The deal goes all the way back to the early 1990s and the EU authorities claim it is a "sweetheart" arrangement through which Ireland turns a blind eye to the amount of tax the company should be paying because 1% is a whole lot more than the zero per cent it would receive if the business were based elsewhere. And when we say based, we are of course talking about a shell office with a few people in it. To all extents and purposes, the company is based and makes the majority of its money in or through the UK, not the shell of an office it operates in Ireland.

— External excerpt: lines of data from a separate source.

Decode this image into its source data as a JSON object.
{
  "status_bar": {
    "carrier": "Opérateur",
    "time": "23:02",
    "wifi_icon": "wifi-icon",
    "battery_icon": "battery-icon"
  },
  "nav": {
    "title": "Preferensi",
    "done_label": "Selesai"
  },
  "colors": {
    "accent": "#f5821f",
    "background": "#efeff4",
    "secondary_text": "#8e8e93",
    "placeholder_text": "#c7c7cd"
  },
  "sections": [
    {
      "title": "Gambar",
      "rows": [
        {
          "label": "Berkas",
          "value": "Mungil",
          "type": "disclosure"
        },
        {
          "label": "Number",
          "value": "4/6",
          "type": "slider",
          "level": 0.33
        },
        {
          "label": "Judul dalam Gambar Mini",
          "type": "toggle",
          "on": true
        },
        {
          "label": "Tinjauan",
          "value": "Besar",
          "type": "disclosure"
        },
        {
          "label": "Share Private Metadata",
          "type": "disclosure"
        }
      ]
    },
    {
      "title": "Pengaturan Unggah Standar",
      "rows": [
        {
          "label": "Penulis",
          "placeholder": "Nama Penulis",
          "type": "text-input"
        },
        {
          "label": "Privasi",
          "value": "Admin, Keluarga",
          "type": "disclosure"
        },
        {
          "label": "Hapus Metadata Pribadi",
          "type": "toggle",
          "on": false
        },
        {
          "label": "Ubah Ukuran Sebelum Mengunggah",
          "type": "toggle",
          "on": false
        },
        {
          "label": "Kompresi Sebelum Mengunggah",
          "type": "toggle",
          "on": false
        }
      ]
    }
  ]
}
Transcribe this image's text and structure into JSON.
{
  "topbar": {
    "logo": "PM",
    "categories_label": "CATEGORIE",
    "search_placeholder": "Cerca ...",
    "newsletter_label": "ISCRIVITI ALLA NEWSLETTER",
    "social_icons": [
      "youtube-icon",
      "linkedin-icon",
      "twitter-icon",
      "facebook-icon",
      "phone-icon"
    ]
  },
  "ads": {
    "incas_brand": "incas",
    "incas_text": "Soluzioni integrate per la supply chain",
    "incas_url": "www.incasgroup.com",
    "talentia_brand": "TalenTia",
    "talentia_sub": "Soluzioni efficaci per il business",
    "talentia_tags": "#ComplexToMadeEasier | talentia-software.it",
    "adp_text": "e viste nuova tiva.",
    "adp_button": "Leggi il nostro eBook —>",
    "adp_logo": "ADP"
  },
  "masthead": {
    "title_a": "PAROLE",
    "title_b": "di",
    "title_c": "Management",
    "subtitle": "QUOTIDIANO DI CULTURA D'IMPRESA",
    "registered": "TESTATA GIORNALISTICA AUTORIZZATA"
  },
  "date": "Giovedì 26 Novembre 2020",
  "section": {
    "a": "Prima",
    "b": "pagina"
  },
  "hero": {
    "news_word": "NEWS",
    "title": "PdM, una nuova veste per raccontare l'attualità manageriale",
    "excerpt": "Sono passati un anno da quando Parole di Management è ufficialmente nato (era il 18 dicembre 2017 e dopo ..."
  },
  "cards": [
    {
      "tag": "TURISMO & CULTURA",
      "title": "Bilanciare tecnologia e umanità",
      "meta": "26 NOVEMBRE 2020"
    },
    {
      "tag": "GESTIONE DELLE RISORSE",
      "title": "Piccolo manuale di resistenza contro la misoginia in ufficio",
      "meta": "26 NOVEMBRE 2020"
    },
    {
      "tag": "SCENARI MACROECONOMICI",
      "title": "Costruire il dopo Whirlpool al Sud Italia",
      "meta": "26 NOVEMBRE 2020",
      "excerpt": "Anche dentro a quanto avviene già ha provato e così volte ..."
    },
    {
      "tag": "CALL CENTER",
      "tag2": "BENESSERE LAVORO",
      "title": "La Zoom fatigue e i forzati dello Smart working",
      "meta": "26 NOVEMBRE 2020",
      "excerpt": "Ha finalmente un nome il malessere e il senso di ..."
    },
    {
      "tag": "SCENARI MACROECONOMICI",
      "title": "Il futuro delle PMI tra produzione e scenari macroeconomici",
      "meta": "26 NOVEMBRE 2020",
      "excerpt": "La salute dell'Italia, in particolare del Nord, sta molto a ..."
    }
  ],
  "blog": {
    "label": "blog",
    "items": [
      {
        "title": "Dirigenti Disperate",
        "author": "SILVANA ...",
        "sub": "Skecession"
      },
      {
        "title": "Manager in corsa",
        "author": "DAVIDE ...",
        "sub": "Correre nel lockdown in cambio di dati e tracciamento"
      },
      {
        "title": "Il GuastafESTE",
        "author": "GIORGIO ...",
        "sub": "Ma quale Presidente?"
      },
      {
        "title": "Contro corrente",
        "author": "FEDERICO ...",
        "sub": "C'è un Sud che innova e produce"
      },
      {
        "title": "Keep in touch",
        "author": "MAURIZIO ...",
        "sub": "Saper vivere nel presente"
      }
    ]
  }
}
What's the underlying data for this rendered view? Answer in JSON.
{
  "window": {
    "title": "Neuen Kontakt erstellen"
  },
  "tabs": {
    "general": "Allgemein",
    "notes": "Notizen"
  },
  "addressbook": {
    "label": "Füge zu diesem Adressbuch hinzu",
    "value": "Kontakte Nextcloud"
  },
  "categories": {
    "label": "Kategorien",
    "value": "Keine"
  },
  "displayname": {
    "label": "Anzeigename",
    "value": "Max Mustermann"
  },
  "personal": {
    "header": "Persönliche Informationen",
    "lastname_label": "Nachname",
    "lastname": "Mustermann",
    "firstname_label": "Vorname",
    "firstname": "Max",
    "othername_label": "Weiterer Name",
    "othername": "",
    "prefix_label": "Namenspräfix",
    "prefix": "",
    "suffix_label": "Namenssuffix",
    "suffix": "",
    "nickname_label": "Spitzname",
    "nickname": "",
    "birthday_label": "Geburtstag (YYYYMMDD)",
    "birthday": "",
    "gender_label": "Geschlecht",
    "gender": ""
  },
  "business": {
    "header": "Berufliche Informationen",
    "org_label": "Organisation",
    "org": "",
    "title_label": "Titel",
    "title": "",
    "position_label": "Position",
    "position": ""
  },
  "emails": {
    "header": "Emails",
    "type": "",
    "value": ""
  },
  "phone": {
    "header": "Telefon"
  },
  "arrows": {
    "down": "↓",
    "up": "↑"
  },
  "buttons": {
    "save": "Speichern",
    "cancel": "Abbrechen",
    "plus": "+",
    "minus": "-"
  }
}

So all eyes will be on the next few years of legal wrangling, but perhaps the most simple question of all will be the one most easily missed. It's a very obvious question, based in logic. If the company is only paying 1% tax on profit and is being defended in doing so by Ireland, you have to ask why Ireland? Why would Apple take the unlikely decision to be based in one of its smallest EU markets based on a lower corporation tax rate that it isn't paying anyway? How can that decision be explained away under any kind of logic other than the postal address and a few chairs and tables in Ireland was giving it the power, via the Irish government, to pretty much pay whatever tax it liked. 

In the new world of super rich individuals and global corporates, that is exactly what tax has become. A voluntary payment to look good rather than to come anywhere near what you really should be paying. It's not just Apple that is, at the very least, morally guilty here. It's the system -- and Apple is right in saying that it has been picked out. But it has been selected to be made an example of because it's arguably the biggest example.

As the appeal unfolds, just keep asking yourself the question, if there is a legal way of paying just 1% tax on profits, why go through the pretence of being attracted to a country with a 12.5% rate? Might there be more to what Apple was getting from being "based" in Ireland. The EU certainly thinks so.